Social impact investing in the UK has increased by almost eight-fold over nine years from £833 million in 2011 to £6.4 billion in 2020, according to new figures released by Big Society Capital.
The data, from Big Society Capital’s Annual Market Sizing Report, shows there has been consistent growth year-on-year with a particular acceleration between 2019 – 2020, the year of the pandemic, which saw a 26% increase in the value of social impact investments in the UK (26% 2019-2020 vs. 21% increase 2018-2019).
Social property funds continue to account for the largest portion (45%) of the social impact investment market and has seen eight-fold growth since 2016. Social lending accounts for 43% of the market, seeing three-fold growth since 2011.
Some of this growth in the social lending sector can be attributed to funds launched in response to the Coronavirus pandemic, such as the Resilience and Recovery Loan Fund, set up by Social Investment Business with funding from Big Society Capital.
Existing funds also contributed to the growth in social lending, supporting social enterprises and charities through the crisis by providing additional flexibility and liquidity. These included the Community Investment Enterprise Facility and the Growth Fund, created as a partnership between Access, the National Lottery Community Fund and Big Society Capital.
This further demonstrates that social impact investment is playing a key role in providing financial support to social enterprises and charities so they can continue to help communities which have struggled even more following the impact of COVID-19.
Stephen Muers, CEO of Big Society Capital, said: “Social enterprises and charities have been a fundamental lifeline for many of the millions who were furloughed, made redundant, or isolated from their regular social networks and support.
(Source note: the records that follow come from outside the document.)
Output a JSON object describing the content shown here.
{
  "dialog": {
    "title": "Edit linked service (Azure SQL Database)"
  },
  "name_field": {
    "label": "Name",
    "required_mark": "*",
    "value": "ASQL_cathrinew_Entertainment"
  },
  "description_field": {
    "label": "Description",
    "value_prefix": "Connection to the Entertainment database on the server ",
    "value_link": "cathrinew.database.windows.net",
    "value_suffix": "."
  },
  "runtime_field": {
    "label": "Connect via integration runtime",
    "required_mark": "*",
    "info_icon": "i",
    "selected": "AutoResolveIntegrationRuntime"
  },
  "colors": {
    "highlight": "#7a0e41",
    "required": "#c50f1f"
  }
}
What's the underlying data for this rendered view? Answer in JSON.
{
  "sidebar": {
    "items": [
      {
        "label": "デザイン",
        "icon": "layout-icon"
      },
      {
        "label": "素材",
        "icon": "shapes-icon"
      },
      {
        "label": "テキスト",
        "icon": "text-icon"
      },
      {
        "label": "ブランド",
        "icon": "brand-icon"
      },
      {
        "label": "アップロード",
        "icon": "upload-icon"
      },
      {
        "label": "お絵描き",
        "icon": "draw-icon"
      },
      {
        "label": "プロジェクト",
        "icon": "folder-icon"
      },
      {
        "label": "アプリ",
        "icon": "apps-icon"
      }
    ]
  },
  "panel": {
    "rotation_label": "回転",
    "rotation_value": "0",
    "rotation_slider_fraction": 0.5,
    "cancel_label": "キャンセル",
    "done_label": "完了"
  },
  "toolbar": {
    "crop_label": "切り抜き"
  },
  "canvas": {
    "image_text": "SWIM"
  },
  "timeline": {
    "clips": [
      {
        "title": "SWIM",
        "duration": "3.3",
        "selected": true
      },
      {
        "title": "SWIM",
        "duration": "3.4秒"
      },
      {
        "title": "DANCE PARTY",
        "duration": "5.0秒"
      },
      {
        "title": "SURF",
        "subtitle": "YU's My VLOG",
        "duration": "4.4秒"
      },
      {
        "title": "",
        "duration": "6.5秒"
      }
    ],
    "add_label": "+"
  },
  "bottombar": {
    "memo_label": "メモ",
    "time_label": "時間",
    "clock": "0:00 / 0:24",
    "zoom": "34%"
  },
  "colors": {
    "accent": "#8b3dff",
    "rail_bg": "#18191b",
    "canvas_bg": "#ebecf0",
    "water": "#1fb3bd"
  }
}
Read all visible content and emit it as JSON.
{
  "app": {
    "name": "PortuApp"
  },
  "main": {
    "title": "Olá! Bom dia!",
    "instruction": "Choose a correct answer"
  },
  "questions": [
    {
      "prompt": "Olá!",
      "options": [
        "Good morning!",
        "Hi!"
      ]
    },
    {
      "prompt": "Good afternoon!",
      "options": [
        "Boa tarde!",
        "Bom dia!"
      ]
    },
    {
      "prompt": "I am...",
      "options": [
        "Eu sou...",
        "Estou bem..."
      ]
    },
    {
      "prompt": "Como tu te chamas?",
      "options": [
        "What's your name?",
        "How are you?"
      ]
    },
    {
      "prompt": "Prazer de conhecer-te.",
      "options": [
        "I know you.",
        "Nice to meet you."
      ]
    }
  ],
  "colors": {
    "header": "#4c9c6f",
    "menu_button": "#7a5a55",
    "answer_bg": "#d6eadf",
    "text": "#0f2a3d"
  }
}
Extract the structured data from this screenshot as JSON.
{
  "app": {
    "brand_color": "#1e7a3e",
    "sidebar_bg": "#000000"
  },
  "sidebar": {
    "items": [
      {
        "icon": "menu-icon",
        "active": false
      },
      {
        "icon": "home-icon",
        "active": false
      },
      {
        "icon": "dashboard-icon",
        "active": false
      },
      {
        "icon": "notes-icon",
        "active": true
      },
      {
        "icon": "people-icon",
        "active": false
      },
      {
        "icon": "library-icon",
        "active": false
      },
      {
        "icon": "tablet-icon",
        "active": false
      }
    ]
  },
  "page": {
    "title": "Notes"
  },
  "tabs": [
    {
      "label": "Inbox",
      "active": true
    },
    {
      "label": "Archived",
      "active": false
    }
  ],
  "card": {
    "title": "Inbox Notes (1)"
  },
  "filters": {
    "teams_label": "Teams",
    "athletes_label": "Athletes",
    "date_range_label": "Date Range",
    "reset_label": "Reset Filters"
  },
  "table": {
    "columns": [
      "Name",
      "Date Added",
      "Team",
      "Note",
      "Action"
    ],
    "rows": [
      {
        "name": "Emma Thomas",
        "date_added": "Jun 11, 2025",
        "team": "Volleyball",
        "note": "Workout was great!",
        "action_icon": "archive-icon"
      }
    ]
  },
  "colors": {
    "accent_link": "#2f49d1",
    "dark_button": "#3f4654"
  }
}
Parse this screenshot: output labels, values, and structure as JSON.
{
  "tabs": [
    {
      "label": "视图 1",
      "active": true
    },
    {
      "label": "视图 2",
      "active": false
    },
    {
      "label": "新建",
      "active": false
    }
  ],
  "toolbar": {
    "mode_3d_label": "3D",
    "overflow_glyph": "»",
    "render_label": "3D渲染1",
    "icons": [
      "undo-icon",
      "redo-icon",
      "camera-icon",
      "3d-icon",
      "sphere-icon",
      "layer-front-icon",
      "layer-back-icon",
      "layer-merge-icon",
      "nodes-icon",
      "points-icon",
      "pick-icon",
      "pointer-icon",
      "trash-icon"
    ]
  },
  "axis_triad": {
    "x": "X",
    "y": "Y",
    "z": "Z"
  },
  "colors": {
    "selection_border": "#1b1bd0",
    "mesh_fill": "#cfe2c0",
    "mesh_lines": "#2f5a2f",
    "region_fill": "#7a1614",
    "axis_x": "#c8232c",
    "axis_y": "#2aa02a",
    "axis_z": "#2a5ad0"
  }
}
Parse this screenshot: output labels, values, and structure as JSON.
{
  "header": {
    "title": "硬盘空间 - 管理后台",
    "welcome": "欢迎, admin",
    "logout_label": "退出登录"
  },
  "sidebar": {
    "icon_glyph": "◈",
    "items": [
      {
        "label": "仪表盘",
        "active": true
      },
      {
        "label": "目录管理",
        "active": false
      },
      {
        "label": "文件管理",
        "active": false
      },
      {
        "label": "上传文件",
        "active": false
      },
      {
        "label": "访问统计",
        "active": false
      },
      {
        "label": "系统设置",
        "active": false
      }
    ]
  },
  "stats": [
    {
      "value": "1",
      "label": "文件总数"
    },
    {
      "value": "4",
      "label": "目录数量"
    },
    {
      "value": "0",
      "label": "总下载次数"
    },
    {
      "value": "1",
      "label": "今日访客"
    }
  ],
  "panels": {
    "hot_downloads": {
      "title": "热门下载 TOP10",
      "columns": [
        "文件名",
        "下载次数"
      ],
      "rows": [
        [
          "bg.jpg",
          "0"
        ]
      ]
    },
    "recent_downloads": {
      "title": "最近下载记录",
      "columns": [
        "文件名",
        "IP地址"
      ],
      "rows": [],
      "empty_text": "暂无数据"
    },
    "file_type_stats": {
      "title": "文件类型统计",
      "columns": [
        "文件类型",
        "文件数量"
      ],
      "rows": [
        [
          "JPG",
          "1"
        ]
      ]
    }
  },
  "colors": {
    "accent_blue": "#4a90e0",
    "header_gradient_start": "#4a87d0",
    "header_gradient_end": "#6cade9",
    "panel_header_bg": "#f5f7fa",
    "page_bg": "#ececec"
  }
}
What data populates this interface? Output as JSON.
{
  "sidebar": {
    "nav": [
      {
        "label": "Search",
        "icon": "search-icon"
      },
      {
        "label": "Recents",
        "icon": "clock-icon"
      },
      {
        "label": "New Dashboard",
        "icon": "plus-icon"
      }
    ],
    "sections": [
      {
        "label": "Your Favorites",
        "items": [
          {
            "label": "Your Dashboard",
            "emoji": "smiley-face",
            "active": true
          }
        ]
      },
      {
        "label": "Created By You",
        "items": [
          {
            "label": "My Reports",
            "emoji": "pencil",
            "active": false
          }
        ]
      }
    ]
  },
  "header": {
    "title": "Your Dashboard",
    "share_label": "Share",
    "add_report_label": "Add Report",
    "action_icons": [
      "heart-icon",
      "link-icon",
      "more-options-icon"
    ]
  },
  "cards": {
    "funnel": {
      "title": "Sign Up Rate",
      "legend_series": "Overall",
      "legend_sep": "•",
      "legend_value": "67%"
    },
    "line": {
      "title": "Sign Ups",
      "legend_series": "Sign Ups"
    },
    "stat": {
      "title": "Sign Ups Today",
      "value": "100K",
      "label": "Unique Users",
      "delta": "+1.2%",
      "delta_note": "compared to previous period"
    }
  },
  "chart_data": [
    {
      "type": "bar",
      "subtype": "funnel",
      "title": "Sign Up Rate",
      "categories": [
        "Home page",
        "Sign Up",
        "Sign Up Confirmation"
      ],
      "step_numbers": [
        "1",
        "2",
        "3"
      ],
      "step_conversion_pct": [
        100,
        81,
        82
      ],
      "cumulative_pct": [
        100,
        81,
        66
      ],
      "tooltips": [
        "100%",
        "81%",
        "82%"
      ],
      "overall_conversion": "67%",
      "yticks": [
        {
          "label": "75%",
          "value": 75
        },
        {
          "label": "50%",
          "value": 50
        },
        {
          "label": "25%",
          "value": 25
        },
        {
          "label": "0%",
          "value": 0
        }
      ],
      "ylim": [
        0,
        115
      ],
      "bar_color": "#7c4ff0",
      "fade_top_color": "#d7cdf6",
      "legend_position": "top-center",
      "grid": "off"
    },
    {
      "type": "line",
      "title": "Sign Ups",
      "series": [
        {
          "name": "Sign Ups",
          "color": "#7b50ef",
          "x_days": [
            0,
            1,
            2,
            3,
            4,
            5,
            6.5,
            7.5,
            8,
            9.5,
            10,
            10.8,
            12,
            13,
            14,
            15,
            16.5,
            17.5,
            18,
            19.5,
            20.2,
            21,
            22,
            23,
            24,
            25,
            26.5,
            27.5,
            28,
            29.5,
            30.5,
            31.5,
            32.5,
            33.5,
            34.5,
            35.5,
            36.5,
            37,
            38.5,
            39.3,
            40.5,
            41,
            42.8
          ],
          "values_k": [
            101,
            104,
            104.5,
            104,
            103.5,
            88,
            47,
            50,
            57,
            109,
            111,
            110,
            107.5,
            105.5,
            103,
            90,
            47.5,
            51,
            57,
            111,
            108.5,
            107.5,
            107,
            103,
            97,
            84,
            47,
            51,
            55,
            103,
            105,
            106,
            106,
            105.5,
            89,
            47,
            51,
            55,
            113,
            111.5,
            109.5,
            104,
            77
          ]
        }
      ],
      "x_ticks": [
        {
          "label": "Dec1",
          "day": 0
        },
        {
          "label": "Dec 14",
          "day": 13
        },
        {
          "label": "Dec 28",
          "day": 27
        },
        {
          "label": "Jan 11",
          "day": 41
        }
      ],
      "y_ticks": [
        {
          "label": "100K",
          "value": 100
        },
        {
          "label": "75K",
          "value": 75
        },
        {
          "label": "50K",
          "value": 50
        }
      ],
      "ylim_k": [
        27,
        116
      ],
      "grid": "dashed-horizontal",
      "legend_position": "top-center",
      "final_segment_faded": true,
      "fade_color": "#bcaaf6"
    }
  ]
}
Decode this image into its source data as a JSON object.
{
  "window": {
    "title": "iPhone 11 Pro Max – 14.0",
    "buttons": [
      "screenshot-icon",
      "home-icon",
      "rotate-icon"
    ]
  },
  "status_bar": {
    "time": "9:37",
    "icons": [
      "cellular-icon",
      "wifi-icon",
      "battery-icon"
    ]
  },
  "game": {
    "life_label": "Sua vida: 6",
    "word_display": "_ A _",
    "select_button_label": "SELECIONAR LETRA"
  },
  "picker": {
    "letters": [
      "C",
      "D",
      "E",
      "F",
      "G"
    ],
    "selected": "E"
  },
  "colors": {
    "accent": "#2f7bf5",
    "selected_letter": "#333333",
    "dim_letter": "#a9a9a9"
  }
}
They became frontline services for the nation and have played an important role in the recovery.
“Despite this, the mainstream funding challenges persist for many of these organisations, so it comes as highly welcome news to see the burgeoning growth of social impact investment from the private sector, alongside increasing investment from both local and national government.
“But this is only a fraction of what we believe is possible over the next few years. Momentum is building and social impact investment has a huge role to play. We aim to at least double the capital going into UK social investment, to between £10 billion and £15 billion by 2025.
“More and more investors are realising that it is possible to deliver both a social and financial return and so we are confident the market is on track to meet this ambitious target.”
Sarah Gordon, CEO of the Impact Investing Institute, commented: “The social investment market sizing which BSC conducts sets an important baseline which demonstrates not just how dynamic this market is, but how relevant it is for policy-makers intent on increasing opportunities and addressing regional inequalities across the UK. We’re excited to be integrating this work into our own impact investment market sizing exercise, which will take a broader look at institutional capital dedicated to impact.”